LAWS(KER)-1969-1-3

LAKSHMI Vs. KUNJU

Decided On January 03, 1969
LAKSHMI Appellant
V/S
KUNJU Respondents

JUDGEMENT

(1.) The plaintiff is the petitioner in revision. O. S. No. 137 of 1963, from which this revision arises, was a suit brought by the plaintiff on the strength of a purchase by him of the properties covered by it, from one Kesavan Nair, for an injunction against the defendants who, according to him, were attempting to trespass into her property. An ad interim injunction had been granted during the pendency of the suit. Her counsel states that the injunction has not been dissolved upto now, and so, as matters stand, the defendants have been restrained from even entering the plaint schedule properties and are therefore out of possession. Nevertheless, the plaintiff, by way of abundant caution, has amended her plaint and prayed, alternatively, for recovery of possession on the strength of her title. She contends that the defend in to have put forward a plea of oral lease under Kesavan Nair, her assignor, by colluding with him and getting certain receipts purporting to have been executed by him during the various years in the past. Her case, as presented before me, appears to be that Kesavan Nair, colluding with the defendants, gave antedated receipts; and so, she took the trouble of Sending Up all these receipts, ten of them, to a handwriting expert in Simla for finding out whether they were all executed at about the same time or during different years as they purport to have been executed. It is represented before me by counsel that the expert's opinion is that all the receipts were got up at about the same time, thus disproving the defendants' case that they had been executed on the several dates they purport to bear.

(2.) The defendants have let in all their evidence, after which the plaintiff has started her evidence. Her husband Has been examined in part as pw. 1 and he has taken steps to summon the handwriting expert. While so, the 2nd defendant filed an application for staying the suit under S.8 of the Kerala Act 12 of 1966. The Court stayed the suit and directed the 12th respondent, the Revenue Divisional Officer, to prepare a Record of Rights in respect of the suit properties. The plaintiff filed a revision against this stay whereupon this Court directed the Munsiff to reconsider the whole matter in the light of the ruling reported in 1968 KLT 23 . Even after reconsidering the case in the light of the principles laid down in the above case the mind of the Munsiff has not changed and he has reached the same conclusion. It is against this stay, a second time, that the plaintiff has come up in revision now.

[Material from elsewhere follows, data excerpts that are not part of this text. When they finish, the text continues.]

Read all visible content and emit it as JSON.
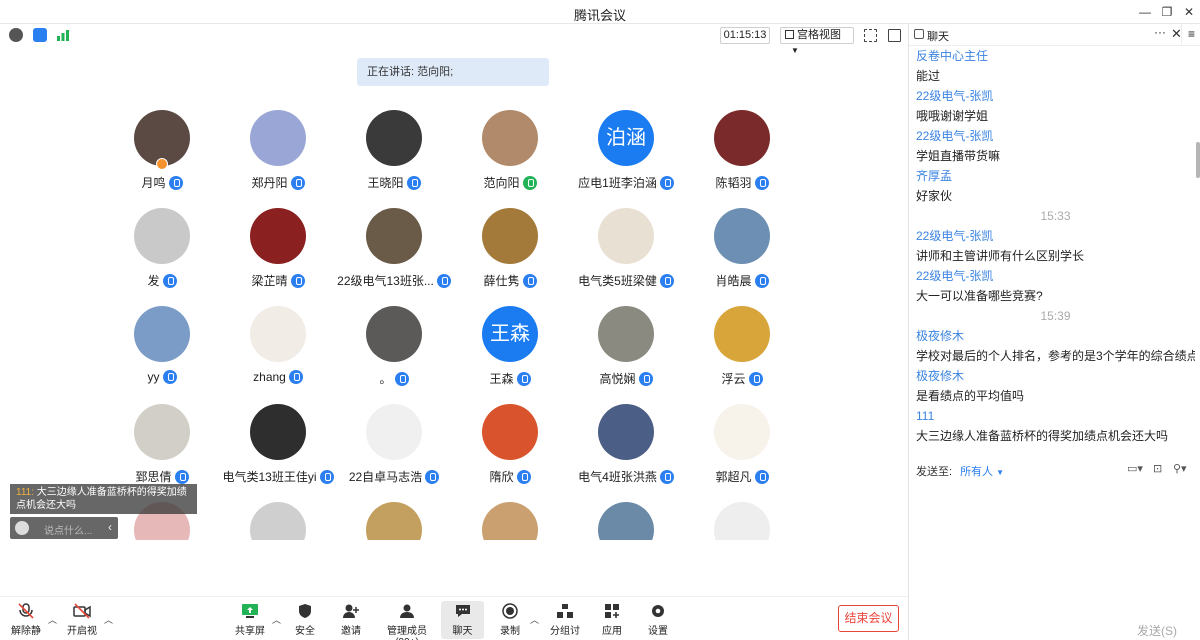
{
  "window": {
    "title": "腾讯会议"
  },
  "topbar": {
    "timer": "01:15:13",
    "view_label": "宫格视图"
  },
  "speaking": {
    "label": "正在讲话: 范向阳;"
  },
  "participants": [
    {
      "name": "月鸣",
      "initials": ""
    },
    {
      "name": "郑丹阳",
      "initials": ""
    },
    {
      "name": "王晓阳",
      "initials": ""
    },
    {
      "name": "范向阳",
      "initials": ""
    },
    {
      "name": "应电1班李泊涵",
      "initials": "泊涵"
    },
    {
      "name": "陈韬羽",
      "initials": ""
    },
    {
      "name": "发",
      "initials": ""
    },
    {
      "name": "梁芷晴",
      "initials": ""
    },
    {
      "name": "22级电气13班张...",
      "initials": ""
    },
    {
      "name": "薛仕隽",
      "initials": ""
    },
    {
      "name": "电气类5班梁健",
      "initials": ""
    },
    {
      "name": "肖皓晨",
      "initials": ""
    },
    {
      "name": "yy",
      "initials": ""
    },
    {
      "name": "zhang",
      "initials": ""
    },
    {
      "name": "。",
      "initials": ""
    },
    {
      "name": "王森",
      "initials": "王森"
    },
    {
      "name": "高悦娴",
      "initials": ""
    },
    {
      "name": "浮云",
      "initials": ""
    },
    {
      "name": "郅思倩",
      "initials": ""
    },
    {
      "name": "电气类13班王佳yi",
      "initials": ""
    },
    {
      "name": "22自卓马志浩",
      "initials": ""
    },
    {
      "name": "隋欣",
      "initials": ""
    },
    {
      "name": "电气4班张洪燕",
      "initials": ""
    },
    {
      "name": "郭超凡",
      "initials": ""
    },
    {
      "name": "",
      "initials": ""
    },
    {
      "name": "",
      "initials": ""
    },
    {
      "name": "",
      "initials": ""
    },
    {
      "name": "",
      "initials": ""
    },
    {
      "name": "",
      "initials": ""
    },
    {
      "name": "",
      "initials": ""
    }
  ],
  "toast": {
    "sender": "111:",
    "text": "大三边缘人准备蓝桥杯的得奖加绩点机会还大吗",
    "placeholder": "说点什么..."
  },
  "bottombar": {
    "mute": "解除静音",
    "video": "开启视频",
    "share": "共享屏幕",
    "security": "安全",
    "invite": "邀请",
    "members": "管理成员(99+)",
    "chat": "聊天",
    "record": "录制",
    "breakout": "分组讨论",
    "apps": "应用",
    "settings": "设置",
    "end": "结束会议"
  },
  "chat": {
    "title": "聊天",
    "messages": [
      {
        "kind": "name",
        "text": "反卷中心主任"
      },
      {
        "kind": "text",
        "text": "能过"
      },
      {
        "kind": "name",
        "text": "22级电气-张凯"
      },
      {
        "kind": "text",
        "text": "哦哦谢谢学姐"
      },
      {
        "kind": "name",
        "text": "22级电气-张凯"
      },
      {
        "kind": "text",
        "text": "学姐直播带货嘛"
      },
      {
        "kind": "name",
        "text": "齐厚孟"
      },
      {
        "kind": "text",
        "text": "好家伙"
      },
      {
        "kind": "time",
        "text": "15:33"
      },
      {
        "kind": "name",
        "text": "22级电气-张凯"
      },
      {
        "kind": "text",
        "text": "讲师和主管讲师有什么区别学长"
      },
      {
        "kind": "name",
        "text": "22级电气-张凯"
      },
      {
        "kind": "text",
        "text": "大一可以准备哪些竞赛?"
      },
      {
        "kind": "time",
        "text": "15:39"
      },
      {
        "kind": "name",
        "text": "极夜修木"
      },
      {
        "kind": "text",
        "text": "学校对最后的个人排名，参考的是3个学年的综合绩点吗"
      },
      {
        "kind": "name",
        "text": "极夜修木"
      },
      {
        "kind": "text",
        "text": "是看绩点的平均值吗"
      },
      {
        "kind": "name",
        "text": "111"
      },
      {
        "kind": "text",
        "text": "大三边缘人准备蓝桥杯的得奖加绩点机会还大吗"
      }
    ],
    "send_to_label": "发送至:",
    "send_to_value": "所有人",
    "send_button": "发送(S)"
  },
  "colors": {
    "accent": "#2b7ff0",
    "end": "#e9463a",
    "chat_name": "#3b84e0"
  }
}
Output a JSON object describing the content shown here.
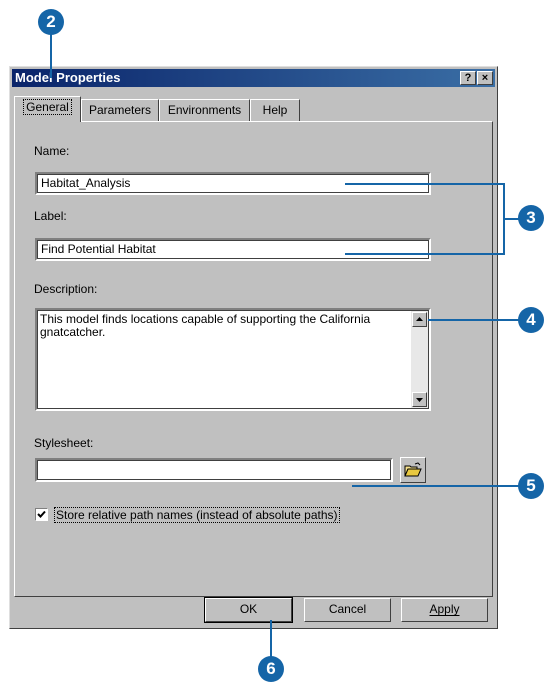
{
  "callouts": [
    "2",
    "3",
    "4",
    "5",
    "6"
  ],
  "window": {
    "title": "Model Properties",
    "help_button": "?",
    "close_button": "×"
  },
  "tabs": [
    {
      "label": "General",
      "active": true
    },
    {
      "label": "Parameters",
      "active": false
    },
    {
      "label": "Environments",
      "active": false
    },
    {
      "label": "Help",
      "active": false
    }
  ],
  "general": {
    "name_label": "Name:",
    "name_value": "Habitat_Analysis",
    "label_label": "Label:",
    "label_value": "Find Potential Habitat",
    "description_label": "Description:",
    "description_value": "This model finds locations capable of supporting the California gnatcatcher.",
    "stylesheet_label": "Stylesheet:",
    "stylesheet_value": "",
    "relative_paths_label": "Store relative path names (instead of absolute paths)",
    "relative_paths_checked": true
  },
  "buttons": {
    "ok": "OK",
    "cancel": "Cancel",
    "apply": "Apply"
  },
  "icons": {
    "browse": "open-folder-icon",
    "scroll_up": "arrow-up-icon",
    "scroll_down": "arrow-down-icon",
    "check": "checkmark-icon"
  },
  "colors": {
    "callout": "#1565a7",
    "titlebar_start": "#0a246a",
    "titlebar_end": "#3a6ea5",
    "face": "#c0c0c0"
  }
}
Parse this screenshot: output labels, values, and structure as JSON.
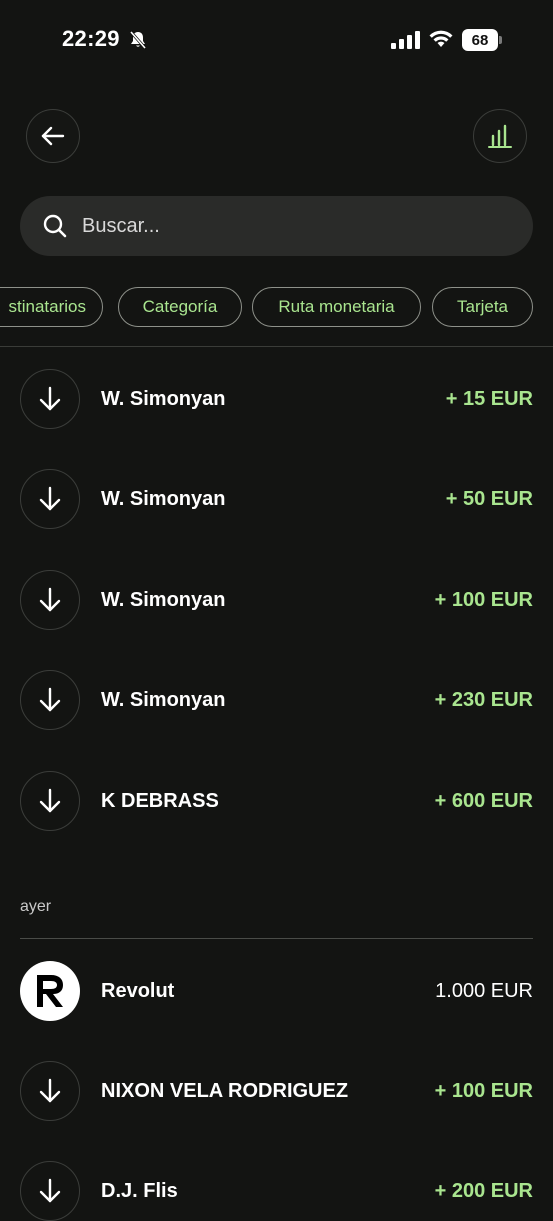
{
  "status_bar": {
    "time": "22:29",
    "battery": "68"
  },
  "search": {
    "placeholder": "Buscar..."
  },
  "filters": [
    "stinatarios",
    "Categoría",
    "Ruta monetaria",
    "Tarjeta"
  ],
  "transactions_today": [
    {
      "name": "W. Simonyan",
      "amount": "+ 15 EUR",
      "icon": "arrow-down-icon"
    },
    {
      "name": "W. Simonyan",
      "amount": "+ 50 EUR",
      "icon": "arrow-down-icon"
    },
    {
      "name": "W. Simonyan",
      "amount": "+ 100 EUR",
      "icon": "arrow-down-icon"
    },
    {
      "name": "W. Simonyan",
      "amount": "+ 230 EUR",
      "icon": "arrow-down-icon"
    },
    {
      "name": "K DEBRASS",
      "amount": "+ 600 EUR",
      "icon": "arrow-down-icon"
    }
  ],
  "section_yesterday": {
    "label": "ayer"
  },
  "transactions_yesterday": [
    {
      "name": "Revolut",
      "amount": "1.000 EUR",
      "icon": "revolut-logo-icon"
    },
    {
      "name": "NIXON VELA RODRIGUEZ",
      "amount": "+ 100 EUR",
      "icon": "arrow-down-icon"
    },
    {
      "name": "D.J. Flis",
      "amount": "+ 200 EUR",
      "icon": "arrow-down-icon"
    }
  ],
  "colors": {
    "background": "#131412",
    "accent_green": "#a9e58f",
    "search_bg": "#2a2b29"
  }
}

(3.) It is true that in a suit for eviction if a prima facie case of 'tenancy is made out, the suit must be stayed. But, it must be found as a fact, that there is such a prima facie case. To find whether a case has been made out prima fade, one has to consider the evidence on record and not ignore it. Closing one's eyes to the evidence on record is not coming to a conclusion prima facie, and so, it was the duty of the Munsiff to consider the evidence, oral and documentary already adduced, discuss it briefly and come to a tentative conclusion as to whether there is really a presentable case of tenancy made out by the defendants. This conclusion depends on whether the defendants' oral evidence is at least somewhat reliable, whether the receipts are demonstrably concocted in collusion with Kesavan Nair and whether the plaintiff's evidence is sufficient utterly to destroy the tenancy set up by the defendants. May be, that the expert's opinion may also be considered even without his oral evidence, because we are not at the stage of the trial of the suit, but only arriving at a tentative conclusion.